Hilbert-Mamba Cross-Attention (HMCA)

Updated 5 January 2026

HMCA is a cross-modal fusion mechanism that integrates 3D imaging data by preserving spatial locality using Hilbert curve-based flattening.
It combines Hilbert ordering, the Mamba State Space Model, and dot-product cross-attention to enable robust multimodal feature interaction for precise diagnostics.
Empirical results on benchmarks, such as BraTS2021, demonstrate significant improvements in segmentation quality and diagnostic accuracy.
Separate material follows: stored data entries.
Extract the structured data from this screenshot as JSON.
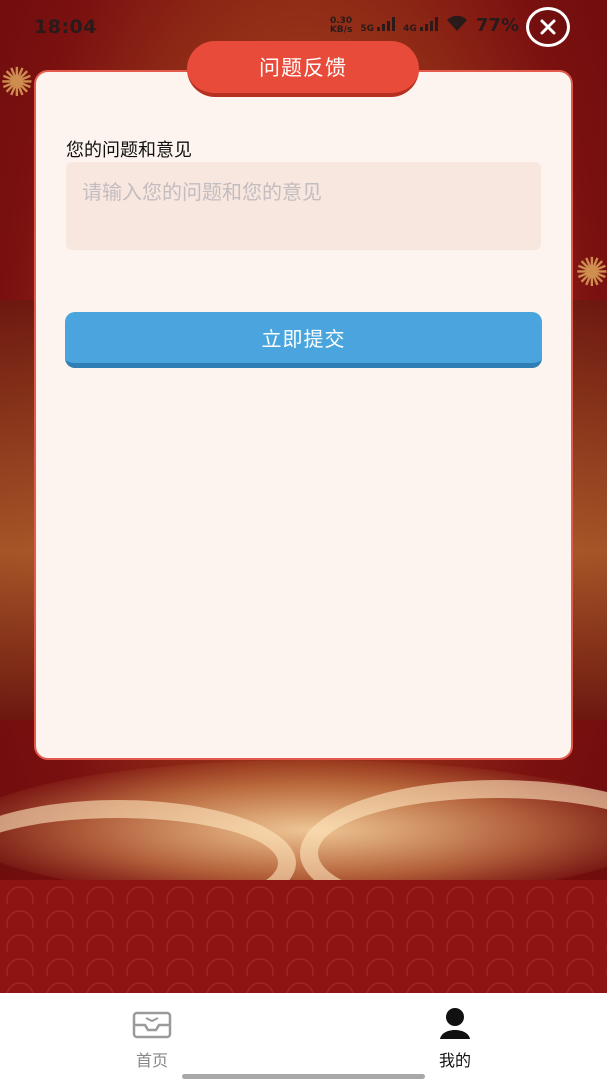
{
  "status_bar": {
    "time": "18:04",
    "net_speed_top": "0.30",
    "net_speed_bottom": "KB/s",
    "sim1_label": "5G",
    "sim2_label": "4G",
    "battery": "77%"
  },
  "dialog": {
    "title": "问题反馈",
    "field_label": "您的问题和意见",
    "textarea_value": "",
    "textarea_placeholder": "请输入您的问题和您的意见",
    "submit_label": "立即提交"
  },
  "tabbar": {
    "items": [
      {
        "label": "首页",
        "icon": "inbox-icon",
        "active": false
      },
      {
        "label": "我的",
        "icon": "user-icon",
        "active": true
      }
    ]
  },
  "colors": {
    "title_tab": "#e94b3a",
    "submit": "#4aa4de",
    "card_bg": "#fdf4ef",
    "textarea_bg": "#f8e7de"
  }
}
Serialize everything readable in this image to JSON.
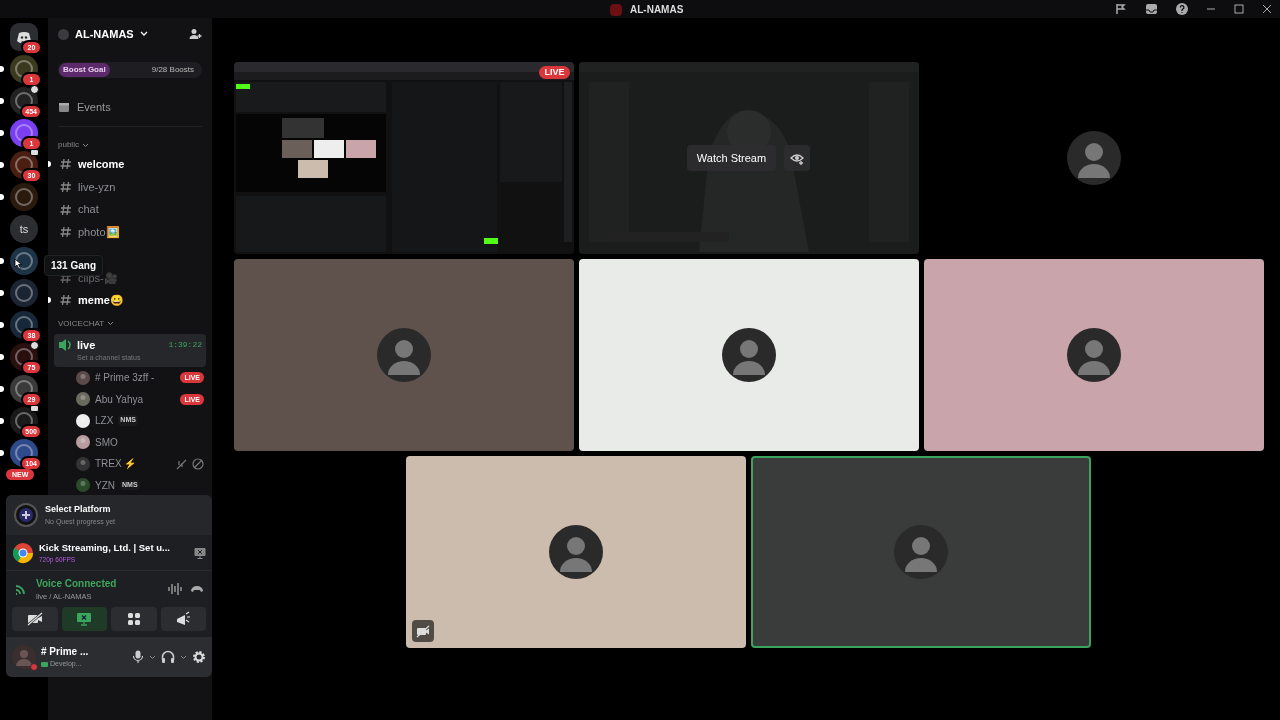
{
  "window": {
    "title": "AL-NAMAS"
  },
  "servers": [
    {
      "kind": "home",
      "badge": "20",
      "unread": false,
      "color": "#2b2d31"
    },
    {
      "kind": "server",
      "badge": "1",
      "unread": true,
      "color": "#3b3a1e"
    },
    {
      "kind": "server",
      "badge": "454",
      "unread": true,
      "speaker": true,
      "color": "#222222"
    },
    {
      "kind": "server",
      "badge": "1",
      "unread": true,
      "color": "#7b3ff2"
    },
    {
      "kind": "server",
      "badge": "30",
      "unread": true,
      "screen": true,
      "color": "#4a1e10"
    },
    {
      "kind": "server",
      "unread": true,
      "color": "#2a1a0e"
    },
    {
      "kind": "text",
      "text": "ts",
      "unread": false,
      "color": "#2b2d31"
    },
    {
      "kind": "server",
      "unread": true,
      "tooltip": "131 Gang",
      "color": "#1d3346"
    },
    {
      "kind": "server",
      "unread": true,
      "color": "#1b2433"
    },
    {
      "kind": "server",
      "badge": "38",
      "unread": true,
      "color": "#16283a"
    },
    {
      "kind": "server",
      "badge": "75",
      "unread": true,
      "speaker": true,
      "color": "#2a0f0f"
    },
    {
      "kind": "server",
      "badge": "29",
      "unread": true,
      "color": "#3a3a3a"
    },
    {
      "kind": "server",
      "badge": "500",
      "unread": true,
      "screen": true,
      "color": "#1a1a1a"
    },
    {
      "kind": "server",
      "badge": "104",
      "unread": true,
      "color": "#2f4a8a",
      "new_label": "NEW"
    }
  ],
  "guild": {
    "name": "AL-NAMAS",
    "boost_label": "Boost Goal",
    "boost_count": "9/28 Boosts",
    "events": "Events"
  },
  "categories": [
    {
      "name": "public",
      "kind": "text",
      "channels": [
        {
          "name": "welcome",
          "unread": true
        },
        {
          "name": "live-yzn",
          "unread": false
        },
        {
          "name": "chat",
          "unread": false
        },
        {
          "name": "photo🖼️",
          "unread": false
        },
        {
          "name": "clips-🎥",
          "unread": false,
          "faded": true
        },
        {
          "name": "meme😀",
          "unread": true
        }
      ]
    },
    {
      "name": "VOICECHAT",
      "kind": "voice",
      "channel": {
        "name": "live",
        "timer": "1:39:22",
        "status": "Set a channel status"
      },
      "users": [
        {
          "name": "# Prime 3zff -",
          "badge": "LIVE",
          "color": "#5a4a4a"
        },
        {
          "name": "Abu Yahya",
          "badge": "LIVE",
          "color": "#6a6a60"
        },
        {
          "name": "LZX",
          "tag": "NMS",
          "color": "#eeeeee"
        },
        {
          "name": "SMO",
          "color": "#b99ca0"
        },
        {
          "name": "TREX ⚡",
          "muted": true,
          "color": "#333333"
        },
        {
          "name": "YZN",
          "tag": "NMS",
          "color": "#2a4a2a"
        }
      ]
    }
  ],
  "quest": {
    "title": "Select Platform",
    "subtitle": "No Quest progress yet"
  },
  "activity": {
    "title": "Kick Streaming, Ltd. | Set u...",
    "quality": "720p 60FPS"
  },
  "voice": {
    "status": "Voice Connected",
    "location": "live / AL-NAMAS"
  },
  "voice_buttons": [
    {
      "kind": "camera",
      "active": false
    },
    {
      "kind": "screen",
      "active": true
    },
    {
      "kind": "activities",
      "active": false
    },
    {
      "kind": "soundboard",
      "active": false
    }
  ],
  "user": {
    "name": "# Prime ...",
    "status": "Develop..."
  },
  "tiles": [
    {
      "kind": "stream",
      "badge": "LIVE"
    },
    {
      "kind": "hidden_stream",
      "button": "Watch Stream"
    },
    {
      "kind": "avatar",
      "color": "#000000",
      "speaking": false
    },
    {
      "kind": "avatar",
      "color": "#5f524d",
      "speaking": false
    },
    {
      "kind": "avatar",
      "color": "#e9ebe9",
      "speaking": false
    },
    {
      "kind": "avatar",
      "color": "#c9a4aa",
      "speaking": false
    },
    {
      "kind": "avatar",
      "color": "#cbbcae",
      "speaking": false,
      "camera_off": true
    },
    {
      "kind": "avatar",
      "color": "#3a3b3b",
      "speaking": true
    }
  ]
}
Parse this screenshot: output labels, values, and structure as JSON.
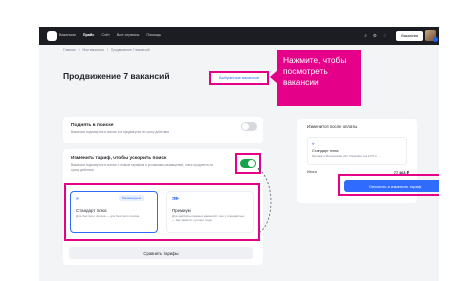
{
  "header": {
    "nav": [
      "Вакансии",
      "Прайс",
      "Счёт",
      "Все сервисы",
      "Помощь"
    ],
    "active_nav": "Прайс",
    "vacancies_button": "Вакансии",
    "icons": [
      "search-icon",
      "settings-icon",
      "bell-icon"
    ]
  },
  "breadcrumbs": [
    "Главная",
    "Мои вакансии",
    "Продвижение 7 вакансий"
  ],
  "page": {
    "title": "Продвижение 7 вакансий",
    "selected_link": "Выбранные вакансии"
  },
  "options": [
    {
      "title": "Поднять в поиске",
      "description": "Вакансии поднимутся в поиске и в продвигутся по сроку действия",
      "enabled": false
    },
    {
      "title": "Изменить тариф, чтобы ускорить поиск",
      "description": "Вакансии поднимутся в поиске с новым тарифом и условиями размещения, плюс продлятся по сроку действия",
      "enabled": true
    }
  ],
  "tariffs": [
    {
      "name": "Стандарт плюс",
      "tag": "Рекомендуем",
      "description": "Для быстрого поиска — для быстрого поиска",
      "selected": true
    },
    {
      "name": "Премиум",
      "tag": "",
      "description": "Для наиболее важных вакансий, чем у стандартных — вас заметят лучшие люди",
      "selected": false
    }
  ],
  "compare_button": "Сравнить тарифы",
  "summary": {
    "title": "Изменится после оплаты",
    "item_title": "Стандарт плюс",
    "item_description": "Москва и Московская обл. Разработчик в ИТ и ...",
    "total_label": "Итого",
    "total_value": "77 463 ₽"
  },
  "pay_button": "Оплатить и изменить тариф",
  "callout": "Нажмите, чтобы посмотреть вакансии",
  "colors": {
    "accent_magenta": "#e5008a",
    "primary_blue": "#2f6bff",
    "toggle_green": "#16a34a",
    "topbar": "#1b1d22"
  }
}
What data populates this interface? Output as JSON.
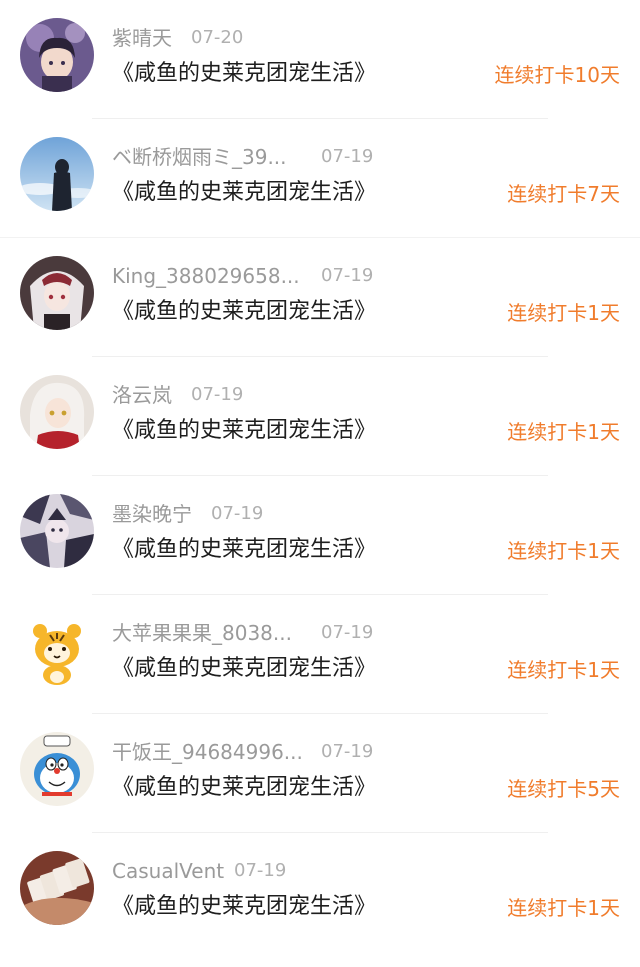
{
  "items": [
    {
      "username": "紫晴天",
      "date": "07-20",
      "book_title": "《咸鱼的史莱克团宠生活》",
      "streak": "连续打卡10天",
      "avatar_icon": "anime-girl-purple-avatar"
    },
    {
      "username": "ベ断桥烟雨ミ_39...",
      "date": "07-19",
      "book_title": "《咸鱼的史莱克团宠生活》",
      "streak": "连续打卡7天",
      "avatar_icon": "silhouette-sky-avatar"
    },
    {
      "username": "King_388029658...",
      "date": "07-19",
      "book_title": "《咸鱼的史莱克团宠生活》",
      "streak": "连续打卡1天",
      "avatar_icon": "anime-maid-avatar"
    },
    {
      "username": "洛云岚",
      "date": "07-19",
      "book_title": "《咸鱼的史莱克团宠生活》",
      "streak": "连续打卡1天",
      "avatar_icon": "anime-white-hair-avatar"
    },
    {
      "username": "墨染晚宁",
      "date": "07-19",
      "book_title": "《咸鱼的史莱克团宠生活》",
      "streak": "连续打卡1天",
      "avatar_icon": "anime-collage-avatar"
    },
    {
      "username": "大苹果果果_8038...",
      "date": "07-19",
      "book_title": "《咸鱼的史莱克团宠生活》",
      "streak": "连续打卡1天",
      "avatar_icon": "cartoon-tiger-avatar"
    },
    {
      "username": "干饭王_94684996...",
      "date": "07-19",
      "book_title": "《咸鱼的史莱克团宠生活》",
      "streak": "连续打卡5天",
      "avatar_icon": "doraemon-avatar"
    },
    {
      "username": "CasualVent",
      "date": "07-19",
      "book_title": "《咸鱼的史莱克团宠生活》",
      "streak": "连续打卡1天",
      "avatar_icon": "playing-cards-avatar"
    }
  ],
  "colors": {
    "streak": "#f07c2c",
    "username": "#9a9a9a",
    "title": "#1e1e1e"
  }
}
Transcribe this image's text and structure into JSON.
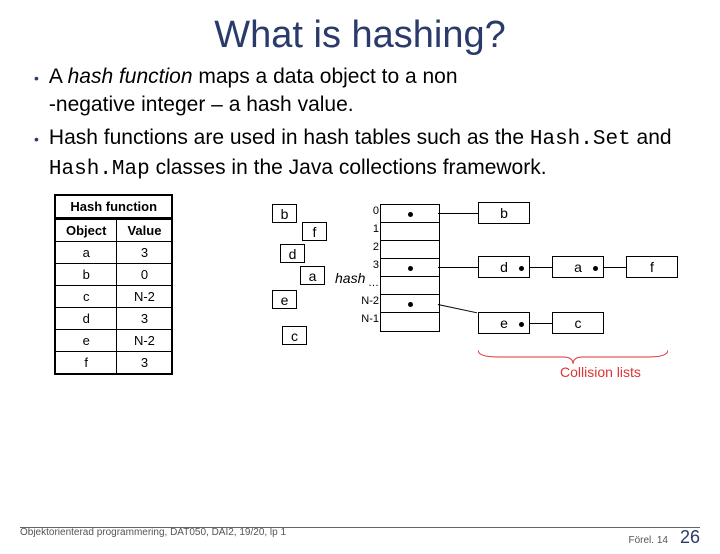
{
  "title": "What is hashing?",
  "bullet1_a": "A ",
  "bullet1_b": "hash function",
  "bullet1_c": " maps a data object to a non",
  "bullet1_d": "-negative integer – a hash value.",
  "bullet2_a": "Hash functions are used in hash tables such as the ",
  "bullet2_b": "Hash.Set",
  "bullet2_c": " and ",
  "bullet2_d": "Hash.Map",
  "bullet2_e": " classes in the Java collections framework.",
  "table": {
    "caption": "Hash function",
    "hdr_obj": "Object",
    "hdr_val": "Value",
    "rows": [
      {
        "o": "a",
        "v": "3"
      },
      {
        "o": "b",
        "v": "0"
      },
      {
        "o": "c",
        "v": "N-2"
      },
      {
        "o": "d",
        "v": "3"
      },
      {
        "o": "e",
        "v": "N-2"
      },
      {
        "o": "f",
        "v": "3"
      }
    ]
  },
  "diagram": {
    "in_b": "b",
    "in_f": "f",
    "in_d": "d",
    "in_a": "a",
    "in_e": "e",
    "in_c": "c",
    "idx_0": "0",
    "idx_1": "1",
    "idx_2": "2",
    "idx_3": "3",
    "idx_dots": "…",
    "idx_n2": "N-2",
    "idx_n1": "N-1",
    "hash_label": "hash",
    "bk_b": "b",
    "bk_d": "d",
    "bk_a": "a",
    "bk_f": "f",
    "bk_e": "e",
    "bk_c": "c",
    "collision": "Collision lists"
  },
  "footer": {
    "left": "Objektorienterad programmering, DAT050, DAI2, 19/20, lp 1",
    "right": "Förel. 14",
    "page": "26"
  }
}
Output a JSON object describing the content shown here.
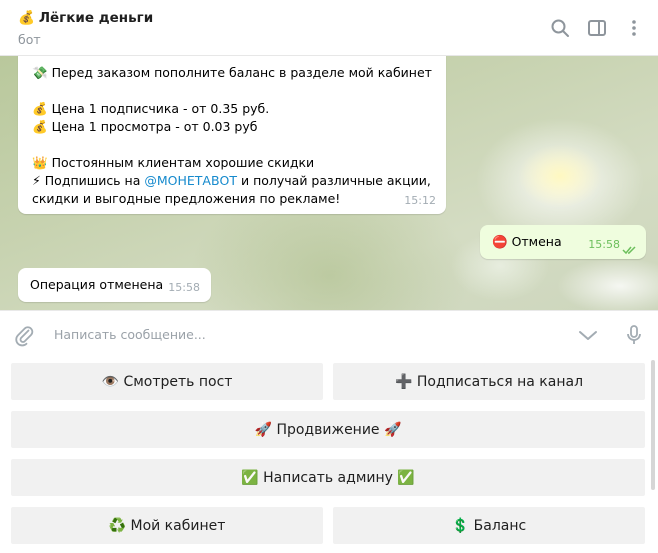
{
  "header": {
    "title_emoji": "💰",
    "title": "Лёгкие деньги",
    "subtitle": "бот",
    "icons": [
      "search-icon",
      "sidebar-toggle-icon",
      "more-vertical-icon"
    ]
  },
  "messages": {
    "first": {
      "lines": [
        {
          "emoji": "💸",
          "text": "Перед заказом пополните баланс в разделе мой кабинет"
        },
        {
          "emoji": "💰",
          "text": "Цена 1 подписчика - от 0.35 руб."
        },
        {
          "emoji": "💰",
          "text": "Цена 1 просмотра - от 0.03 руб"
        },
        {
          "emoji": "👑",
          "text": "Постоянным клиентам хорошие скидки"
        },
        {
          "emoji": "⚡",
          "text_before": "Подпишись на ",
          "link": "@МОНЕТАВОТ",
          "text_after": " и получай различные акции,"
        },
        {
          "text": "скидки и выгодные предложения по рекламе!"
        }
      ],
      "time": "15:12"
    },
    "outgoing": {
      "emoji": "⛔",
      "text": "Отмена",
      "time": "15:58"
    },
    "second": {
      "text": "Операция отменена",
      "time": "15:58"
    }
  },
  "composer": {
    "placeholder": "Написать сообщение...",
    "icons": [
      "attach-icon",
      "chevron-down-icon",
      "microphone-icon"
    ]
  },
  "keyboard": {
    "view_post": "👁️ Смотреть пост",
    "subscribe": "➕ Подписаться на канал",
    "promotion": "🚀 Продвижение 🚀",
    "write_admin": "✅ Написать админу ✅",
    "cabinet": "♻️ Мой кабинет",
    "balance": "💲 Баланс"
  },
  "colors": {
    "outgoing_bubble": "#effdde",
    "link": "#168acd",
    "keyboard_button": "#f1f1f1",
    "check_green": "#6cbf5c"
  }
}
Hilbert-Mamba Cross-Attention (HMCA) is a cross-modal fusion mechanism introduced for robust integration of multimodal 3D medical data in vision-language architectures. Designed as a core innovation within the HilbertMed-SAM component of the Hilbert-VLM framework, HMCA addresses the challenge of preserving both fine-grained spatial detail and global context when processing volumetric data, especially in medical diagnostic tasks where spatial locality is paramount. By combining Hilbert curve-based flattening with the Mamba State Space Model (SSM) and standard dot-product cross-attention, HMCA achieves efficient, locality-aware feature interaction at scale, with demonstrated empirical benefits in segmentation and diagnosis accuracy (Wu et al., 30 Dec 2025).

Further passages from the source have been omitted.